Army leadership always starts with Purpose, Direction & Motivation. Leaders are taught in the Army to explain in detail to their Soldiers the purpose of the mission they are assigned no matter how great or how small the tasking may be. The mission can be as small as cleaning out a maintenance building or as large as defeating Iraq on the battlefield. No matter the size of the mission, Soldiers are provided a purpose for what they are doing. Soldiers are not blind followers of orders. Leaders in the military never give an order without giving a reason. Leaders are required to give direction to their Soldiers for successful missions. Direction is provided in an oral or written form and is framed in a Who, What, Where, Why and How format. Direction will always fit the mission parameters communicated by the next higher headquarters. It can be very simple for small missions with simple oral directions provided to Soldiers. It can also be very complex with thorough written mission orders and rehearsals for large missions involving large numbers of Soldiers and equipment. Motivation is always provided to Soldiers and can be either positive or negative. Leaders in the Army are encouraged to positively appeal to a Soldier’s pride in successful mission accomplishment. Negative motivation based upon consequences is also utilized, however, it is not encouraged. Soldiers perform best when they can see value in what they are doing for their team and themselves. 

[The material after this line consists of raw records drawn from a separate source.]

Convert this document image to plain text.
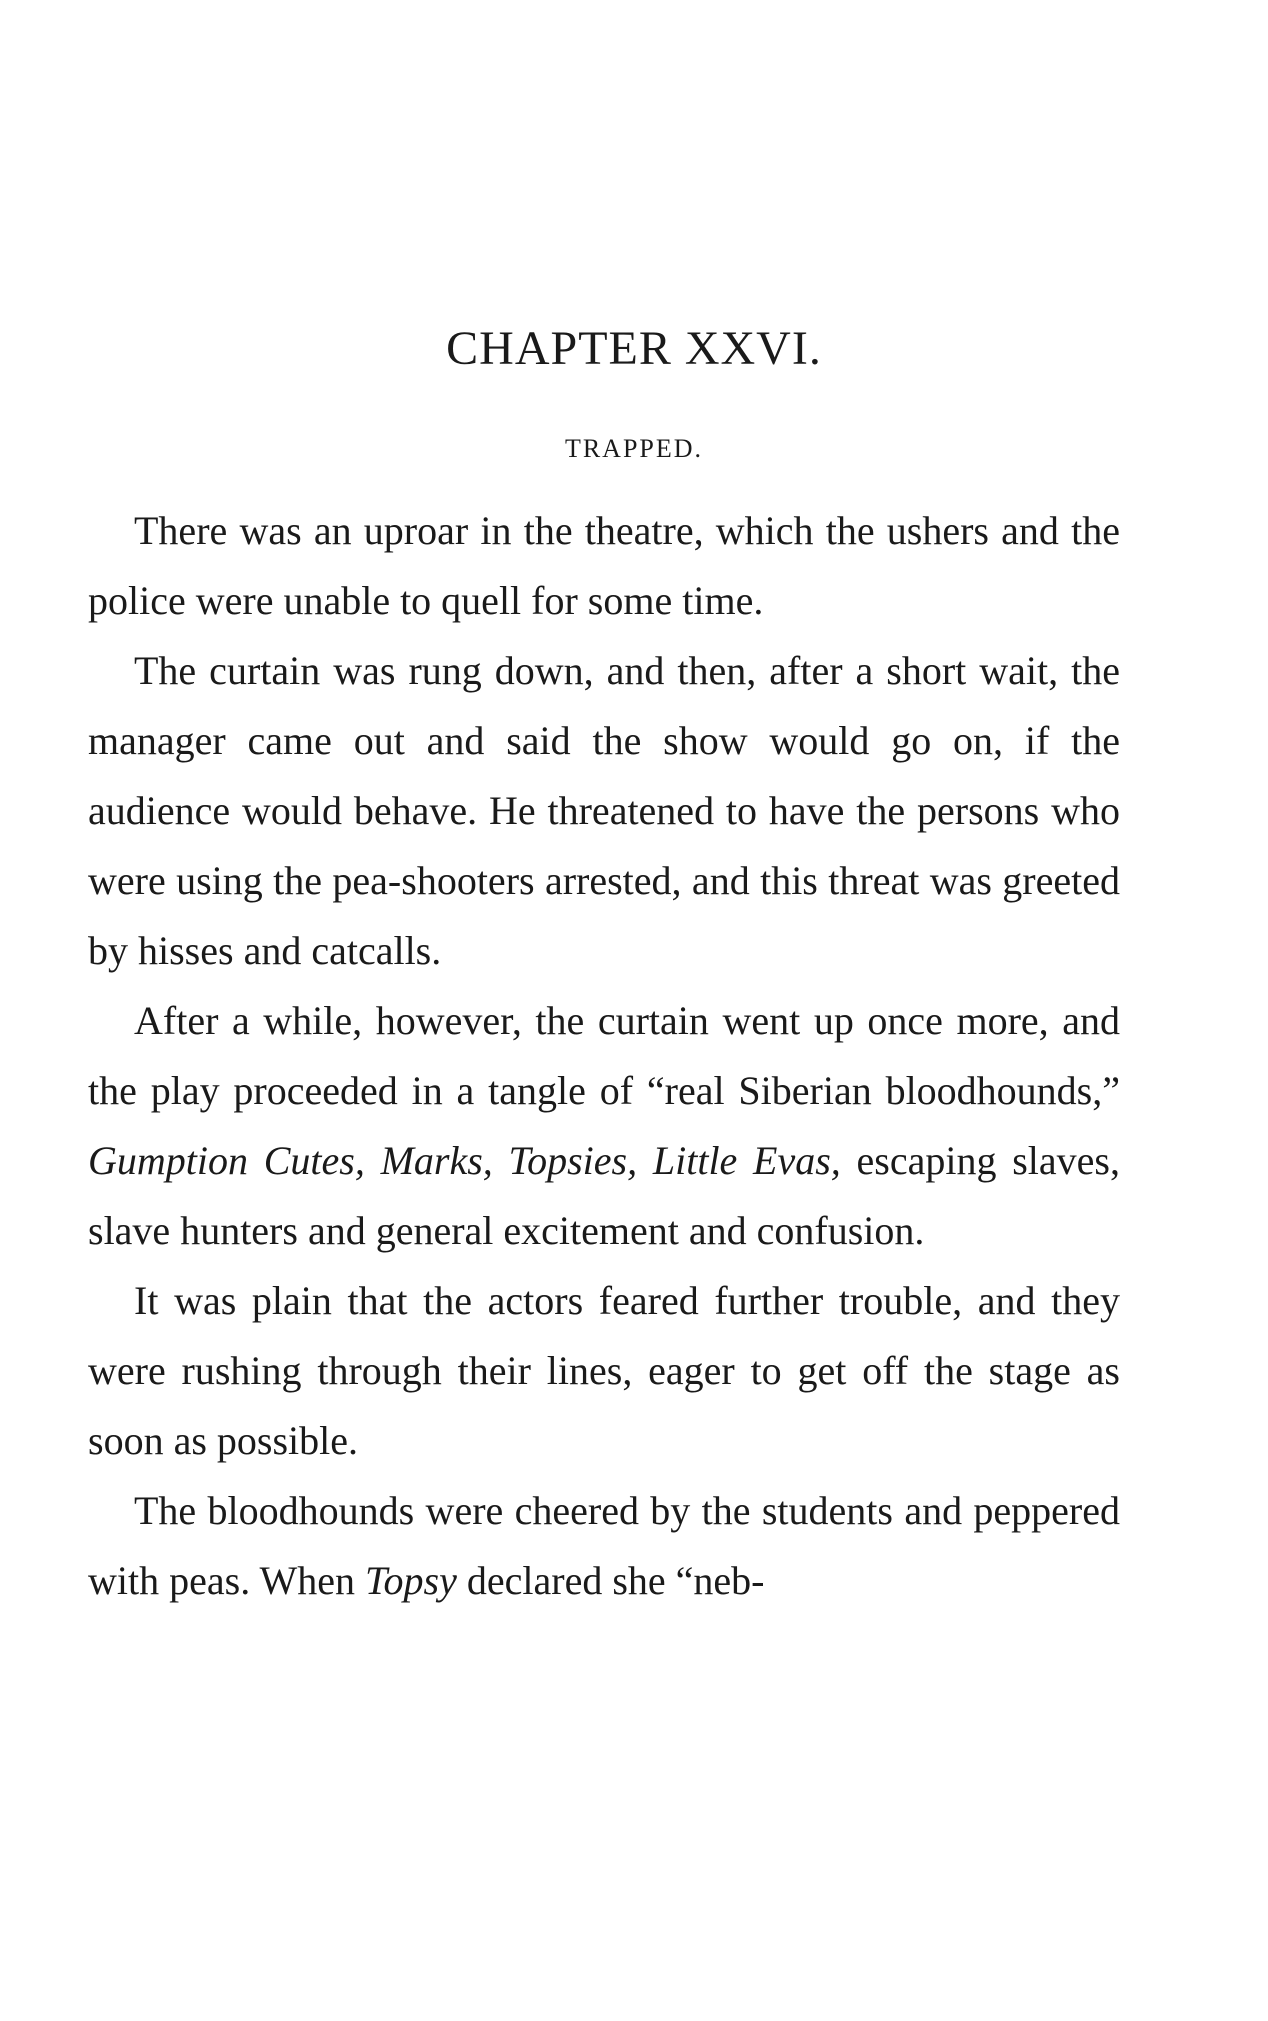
CHAPTER XXVI.
TRAPPED.

There was an uproar in the theatre, which the ushers and the police were unable to quell for some time.

The curtain was rung down, and then, after a short wait, the manager came out and said the show would go on, if the audience would behave. He threatened to have the persons who were using the pea-shooters arrested, and this threat was greeted by hisses and catcalls.

After a while, however, the curtain went up once more, and the play proceeded in a tangle of “real Siberian bloodhounds,” Gumption Cutes, Marks, Topsies, Little Evas, escaping slaves, slave hunters and general excitement and confusion.

It was plain that the actors feared further trouble, and they were rushing through their lines, eager to get off the stage as soon as possible.

The bloodhounds were cheered by the students and peppered with peas. When Topsy declared she “neb-
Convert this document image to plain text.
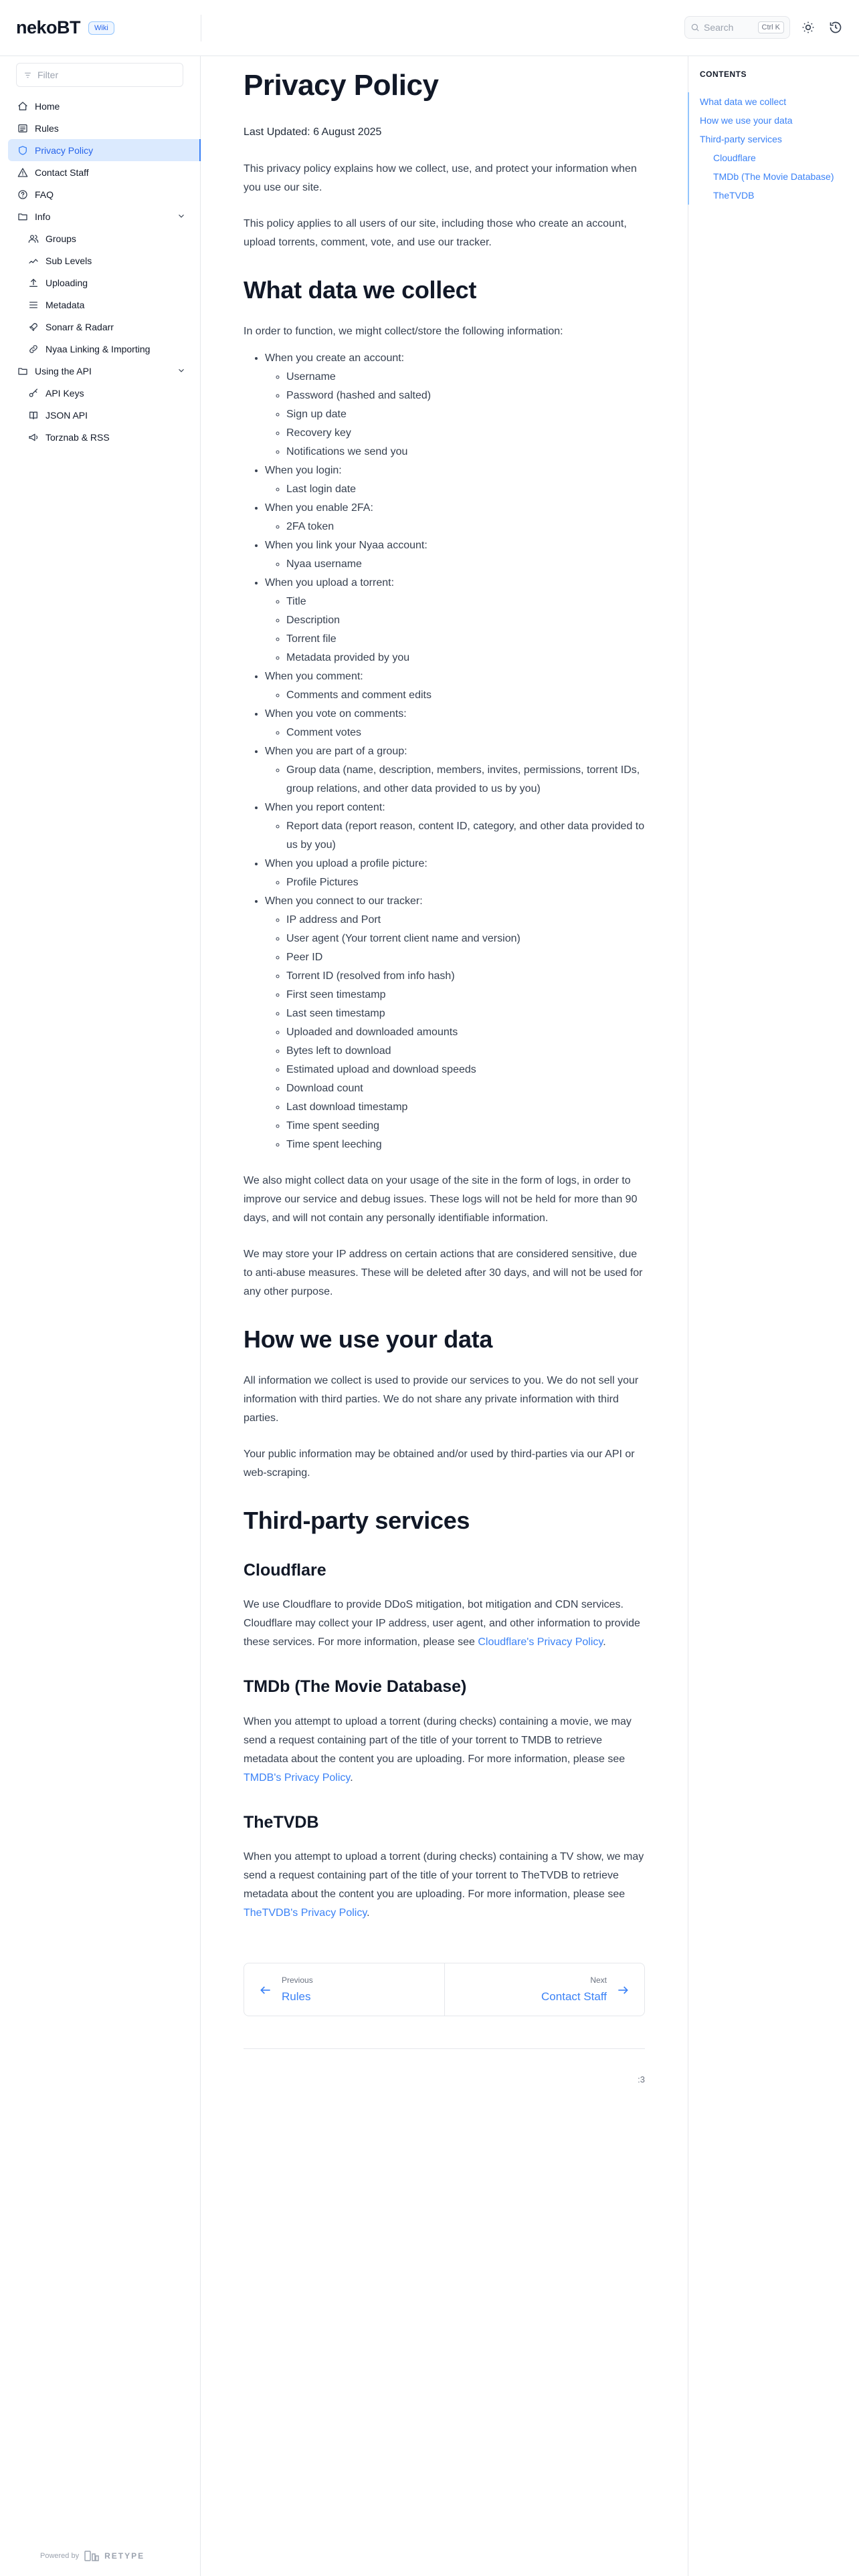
nekoBT	Wiki	Search	Ctrl K
Filter
Home
Rules
Privacy Policy
Contact Staff
FAQ
Info
Groups
Sub Levels
Uploading
Metadata
Sonarr & Radarr
Nyaa Linking & Importing
Using the API
API Keys
JSON API
Torznab & RSS
Powered by	RETYPE
Privacy Policy
Last Updated: 6 August 2025

This privacy policy explains how we collect, use, and protect your information when you use our site.

This policy applies to all users of our site, including those who create an account, upload torrents, comment, vote, and use our tracker.

What data we collect

In order to function, we might collect/store the following information:

• When you create an account:
◦ Username
◦ Password (hashed and salted)
◦ Sign up date
◦ Recovery key
◦ Notifications we send you
• When you login:
◦ Last login date
• When you enable 2FA:
◦ 2FA token
• When you link your Nyaa account:
◦ Nyaa username
• When you upload a torrent:
◦ Title
◦ Description
◦ Torrent file
◦ Metadata provided by you
• When you comment:
◦ Comments and comment edits
• When you vote on comments:
◦ Comment votes
• When you are part of a group:
◦ Group data (name, description, members, invites, permissions, torrent IDs, group relations, and other data provided to us by you)
• When you report content:
◦ Report data (report reason, content ID, category, and other data provided to us by you)
• When you upload a profile picture:
◦ Profile Pictures
• When you connect to our tracker:
◦ IP address and Port
◦ User agent (Your torrent client name and version)
◦ Peer ID
◦ Torrent ID (resolved from info hash)
◦ First seen timestamp
◦ Last seen timestamp
◦ Uploaded and downloaded amounts
◦ Bytes left to download
◦ Estimated upload and download speeds
◦ Download count
◦ Last download timestamp
◦ Time spent seeding
◦ Time spent leeching

We also might collect data on your usage of the site in the form of logs, in order to improve our service and debug issues. These logs will not be held for more than 90 days, and will not contain any personally identifiable information.

We may store your IP address on certain actions that are considered sensitive, due to anti-abuse measures. These will be deleted after 30 days, and will not be used for any other purpose.

How we use your data

All information we collect is used to provide our services to you. We do not sell your information with third parties. We do not share any private information with third parties.

Your public information may be obtained and/or used by third-parties via our API or web-scraping.

Third-party services
Cloudflare

We use Cloudflare to provide DDoS mitigation, bot mitigation and CDN services. Cloudflare may collect your IP address, user agent, and other information to provide these services. For more information, please see Cloudflare's Privacy Policy.

TMDb (The Movie Database)

When you attempt to upload a torrent (during checks) containing a movie, we may send a request containing part of the title of your torrent to TMDB to retrieve metadata about the content you are uploading. For more information, please see TMDB's Privacy Policy.

TheTVDB

When you attempt to upload a torrent (during checks) containing a TV show, we may send a request containing part of the title of your torrent to TheTVDB to retrieve metadata about the content you are uploading. For more information, please see TheTVDB's Privacy Policy.

Previous
Rules
Next
Contact Staff
:3
CONTENTS
What data we collect
How we use your data
Third-party services
Cloudflare
TMDb (The Movie Database)
TheTVDB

Communication is key to successful leadership in the Army. Leaders in the Army utilize a Task, Purpose, Intent and Endstate methodology in communicating mission requirements. The guidance is provided in either an oral or a written format. The Task is stated succinctly with a clearly stated objective in a metrics based approach. The purpose is provided so the Soldiers know why they are performing the mission. An intent is provided to the Soldiers so they clearly understand the leader’s mind state in the mission to be performed. An Endstate is provided to the Soldiers so that they clearly understand what mission success should look like at the end. The best leaders provide this guidance narrowly, while allowing for broad ways for the Soldiers to accomplish the mission within the leader’s intent and endstate. The best leaders emphasize mission accomplishment with minimal to no micro-management of the Soldiers performing the mission. Soldiers are conditioned to be told what to do but not how to do it to enhance Soldier ownership of the mission.

Finally, the Army is unique among large organizations with the emphasis on values in everything we do. Mission accomplishment is always fused with a values based approach and expectation. We follow a rigid set of values that everyone in the Army is expected to follow. These values are not just words but a way of life in the Army. The seven Army values are Loyalty, Duty, Respect, Selfless Service, Honor, Integrity and Personal Courage. Leaders expect loyalty from their Soldiers and Soldiers expect loyalty from their leaders. It is a reciprocal approach that is demonstrated through team cohesiveness. Duty is performed by Soldiers in accomplishing the mission and duty is performed by the leader through their professionalism. Respect is earned by both the Soldiers and the leader through their shared striving for perfection in mission accomplishment and never settling for just good enough. Selfless Service is the glue that binds the leader and Soldier in their quest for successful mission accomplishment. It is incumbent on the leader to always base successful mission accomplishment on team success and never individual success. Leaders and Soldiers maintain their honor by always remembering that their unit and their nation is counting on them for successful mission accomplishment. Integrity is a shared expectation by the Soldiers and their leaders through their honest approach in accomplishing the mission. Personal courage is always expected by both the Soldiers and their leader during mission accomplishment. Personal courage can take the form of battlefield bravery or persistence in the face of non-lethal challenges.  

In summary, the preceding is what makes Army leadership successful and is widely credited for making the United States Army the greatest Army that has ever existed. The rest of the world’s Armys are envious of our mission based culture, clear communication at all levels of the Army and the shared values that we follow while accomplishing our many and large, simple and complex missions.